Никто не вспомнит ни рязанского князя Романа Ольговича, рассеченного на части в Орде за хулу на татарское язычество, ни Кукшу, просветителя вятичей; не без труда наш собеседник припомнит разве что Михаила Черниговского. Но Бориса и Глеба, но отрока, зарезанного в Угличе, веками помнили все. Получается, что именно в «страстотерпце», воплощении чистой страдательности, не совершающем никакого поступка, даже мученического «свидетельствования» о вере, а лишь «приемлющем» свою горькую чашу, святость державного сана только и воплощается по–настоящему. Лишь их страдание оправдывает бытие державы. А почему так – об этом нужно думать обстоятельно и неторопливо.

Пока отметим простой исторический факт: важно было, что русские великие князья представляли собой единый род, а константинопольский престол был открыт любому авантюристу, пришедшему ниоткуда. Важно было, что монархия на Руси не сложилась как прагматический выход из положения, но выросла из патриархальных отношений. И наконец, есть и такая вещь, как контраст между византийской рассудочностью и русским складом души.

Во–вторых, то обстоятельство, что христианская Византия получила свой политический строй от языческого Рима (причем окончательный облик этому строю дал последний «гонитель» христианства Диоклетиан), не дало возможности христианскому сознанию ромеев пережить самодержавие как проблему. Оно не было проблемой, оно было данностью. У нас все складывалось по–иному.

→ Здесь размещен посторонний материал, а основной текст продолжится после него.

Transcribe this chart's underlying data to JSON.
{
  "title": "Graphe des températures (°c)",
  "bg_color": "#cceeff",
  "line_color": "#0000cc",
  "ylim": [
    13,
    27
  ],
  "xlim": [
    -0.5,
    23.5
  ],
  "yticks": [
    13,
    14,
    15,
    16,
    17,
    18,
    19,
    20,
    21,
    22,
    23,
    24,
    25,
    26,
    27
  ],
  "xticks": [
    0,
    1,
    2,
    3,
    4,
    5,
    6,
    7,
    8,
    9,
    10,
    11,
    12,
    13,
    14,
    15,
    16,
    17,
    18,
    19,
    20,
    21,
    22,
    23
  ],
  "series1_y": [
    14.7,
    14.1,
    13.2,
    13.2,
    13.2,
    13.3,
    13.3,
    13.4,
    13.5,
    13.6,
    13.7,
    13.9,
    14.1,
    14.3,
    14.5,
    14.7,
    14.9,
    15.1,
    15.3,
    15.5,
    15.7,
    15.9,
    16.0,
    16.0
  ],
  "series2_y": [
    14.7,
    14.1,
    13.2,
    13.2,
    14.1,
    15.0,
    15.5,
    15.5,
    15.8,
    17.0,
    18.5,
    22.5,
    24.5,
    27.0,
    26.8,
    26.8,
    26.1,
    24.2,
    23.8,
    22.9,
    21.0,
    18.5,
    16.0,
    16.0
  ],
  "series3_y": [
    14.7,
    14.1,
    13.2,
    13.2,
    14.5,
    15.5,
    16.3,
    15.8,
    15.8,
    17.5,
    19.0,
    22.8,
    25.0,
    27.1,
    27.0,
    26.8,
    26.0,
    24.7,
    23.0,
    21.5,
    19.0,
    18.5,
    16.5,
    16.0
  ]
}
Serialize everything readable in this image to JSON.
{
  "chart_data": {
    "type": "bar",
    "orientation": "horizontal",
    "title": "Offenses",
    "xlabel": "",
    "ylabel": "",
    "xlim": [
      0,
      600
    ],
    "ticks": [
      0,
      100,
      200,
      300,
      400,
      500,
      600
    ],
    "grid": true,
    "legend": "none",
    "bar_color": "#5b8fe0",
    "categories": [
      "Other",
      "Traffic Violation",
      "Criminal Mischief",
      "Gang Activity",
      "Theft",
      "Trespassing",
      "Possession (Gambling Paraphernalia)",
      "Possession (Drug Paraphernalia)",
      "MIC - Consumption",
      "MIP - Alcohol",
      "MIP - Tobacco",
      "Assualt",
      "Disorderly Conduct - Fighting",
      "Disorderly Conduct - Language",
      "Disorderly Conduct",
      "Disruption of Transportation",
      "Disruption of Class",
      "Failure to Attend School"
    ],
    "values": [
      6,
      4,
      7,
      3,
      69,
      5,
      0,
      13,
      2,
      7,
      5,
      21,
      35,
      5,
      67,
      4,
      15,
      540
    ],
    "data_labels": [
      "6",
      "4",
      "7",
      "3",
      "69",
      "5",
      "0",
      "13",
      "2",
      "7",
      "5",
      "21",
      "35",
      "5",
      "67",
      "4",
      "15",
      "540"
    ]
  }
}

Но это уже тема следующей статьи.

Статья вторая ЗАКОН И МИЛОСТЬ

Попробуем сказать о вещи очень важной и очень трудной: о типах религиозного отношения к власти и сопряженной с ней практике насилия.

Начнем, однако, издали: не с государей и государевых слуг, а с людей, у которых предполагается власть совсем иного рода, – со святых. Идеал христианской святости в любом вероисповедном и культурно–национальном варианте неизбежно включает два полярных аспекта – строгость и милость. Сам евангельский Иисус, «кроткий и смиренный сердцем», прощающий грешницу, вообще допускающий к себе и принимающий в свою любовь тех, кого уважаемые члены общества и за людей не считают, – это отнюдь не «женственный призрак», как его почему–то назвал Блок и каким его представляло размягченное воображение стольких живописцев и литераторов. Привычки говорить всем без разбора «добрый человек», как у булгаковского Иешуа, у него тоже нет как нет, и злых он видит насквозь (сравним, например, Евангелие от Иоанна, 2, 24: «Сам Иисус не вверял Себя им, потому что знал всех»). Ницше уверял в своем «Антихристе», поздней книге, написанной на черте безумия, будто Иисус – это психологический казус, характеризующийся неспособностью сказать кому бы то ни было «нет»; странно, до чего даже в сознании этого отпрыска пасторской семьи евангельский образ оказался без остатка вытеснен ренановским. Ярость, с которой Иисус изгоняет торгующих из храма, поистине испепеляющие слова, с которыми он обращается к фарисеям, – ничего себе «женственный призрак»! Мы должны признать правду: не только полный благости лик рублевского Спаса, но и суровые, испытующие, огненные лики более ранних византийских и русских изображений Христа – одно название «Спас Ярое Око» чего стоит! – в равной степени навеяны евангельскими текстами. То и другое – по–своему правомочные «отображения первообраза», как это называется на языке византийской традиции.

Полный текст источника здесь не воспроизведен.